I appreciated Opal teachers’ willingness to be vulnerable and open their classrooms to us and orally share with us.  Susan’s presentation where she so openly admitted to struggling with how she is doing as a teacher. My friend turned to me at that moment and whispered, “She feels it too!” Your structure of the sessions was brilliant.

[I feel] very energized – there is hope for improving this world.  Your work is making a huge difference for the families you serve and for the teachers you welcome into your classrooms.

I can see now why people can come and then revisit again and again.  This experience has been breathtaking, challenging, inquisitive, thought-provoking, and I am so thankful to have had this opportunity to be here….

It was well balanced – pushed me to lean into my not-so-comfortable zone, made me really think, question, reflect… and then do it again!

Time is essential and I didn’t feel rushed.  Hearing the teachers speak so passionately about their experiences was inspiring.

In the last couple of weeks, moving outside of the classroom into a position filled with unfamiliarity, politics, and complexity, this experience acted as my way to process and plan rooted in what I strongly believe about learning.  The idea of leaning into conflict as necessary has comforted me and energized my commitment to being engaged despite all the unknowns.  I’ll be able to listen rather than defend when conflict arises.

Thinking in questions seemed to invite a willingness to go places that were unfamiliar…

After 20 years of teaching and learning, nothing has offered this same authentic feeling of depth, of community, of commitment to children and our world.  Thank you.
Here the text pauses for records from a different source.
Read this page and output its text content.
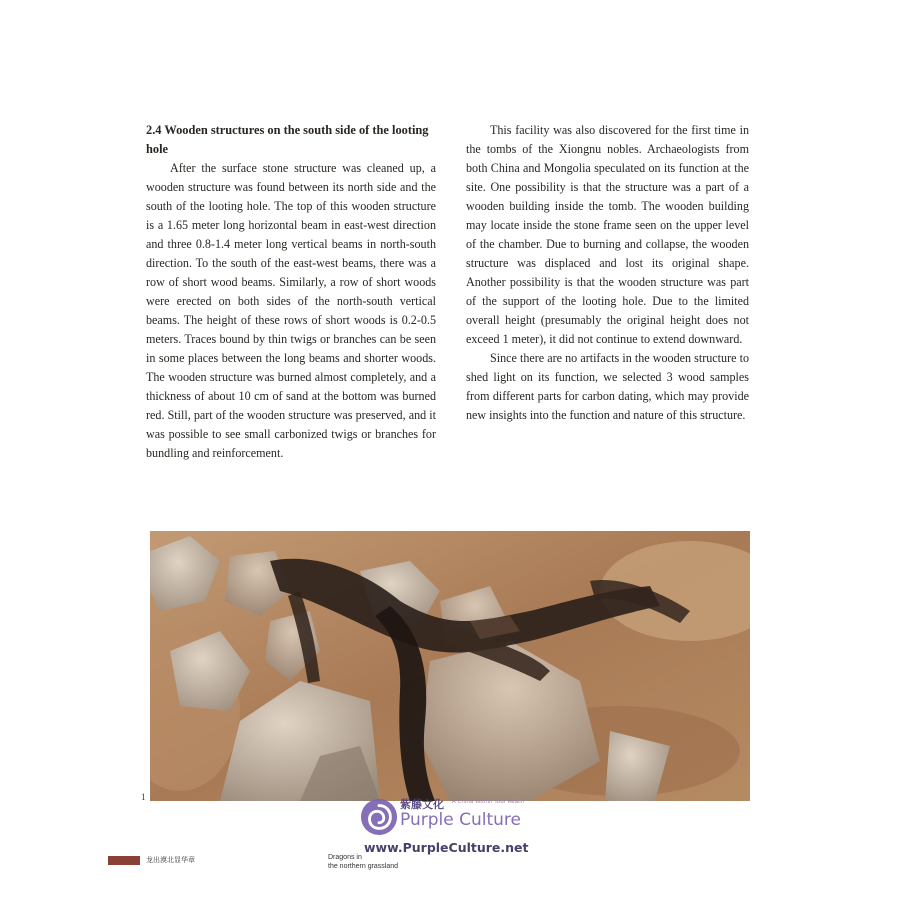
2.4 Wooden structures on the south side of the looting hole

After the surface stone structure was cleaned up, a wooden structure was found between its north side and the south of the looting hole. The top of this wooden structure is a 1.65 meter long horizontal beam in east-west direction and three 0.8-1.4 meter long vertical beams in north-south direction. To the south of the east-west beams, there was a row of short wood beams. Similarly, a row of short woods were erected on both sides of the north-south vertical beams. The height of these rows of short woods is 0.2-0.5 meters. Traces bound by thin twigs or branches can be seen in some places between the long beams and shorter woods. The wooden structure was burned almost completely, and a thickness of about 10 cm of sand at the bottom was burned red. Still, part of the wooden structure was preserved, and it was possible to see small carbonized twigs or branches for bundling and reinforcement.

This facility was also discovered for the first time in the tombs of the Xiongnu nobles. Archaeologists from both China and Mongolia speculated on its function at the site. One possibility is that the structure was a part of a wooden building inside the tomb. The wooden building may locate inside the stone frame seen on the upper level of the chamber. Due to burning and collapse, the wooden structure was displaced and lost its original shape. Another possibility is that the wooden structure was part of the support of the looting hole. Due to the limited overall height (presumably the original height does not exceed 1 meter), it did not continue to extend downward.

Since there are no artifacts in the wooden structure to shed light on its function, we selected 3 wood samples from different parts for carbon dating, which may provide new insights into the function and nature of this structure.

1
紫藤文化 A China Within Your Reach
Purple Culture
www.PurpleCulture.net
龙出漠北显华章	Dragons in
the northern grassland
I’ll be back!

Being in classrooms where children are empowered, respected, acknowledged and appreciated is inspiring.

Seeing theory put into action is priceless.

Invaluable! It feels amazing to be asked and pushed to reflect and engage in very thoughtful, honest, and challenging conversations.

It was invaluable.  It has given me the time to reflect deeply on what teaching means to me… You have created a safe space to be reflective and vulnerable while challenging us to think deeply and to question the very essence of what education means…. I’m so happy and grateful to have had this experience.

It provided me an opportunity to reflect on my own teaching practice, engage in meaningful dialogue (and thought) and peek into one of the most amazing learning environments I’ve seen.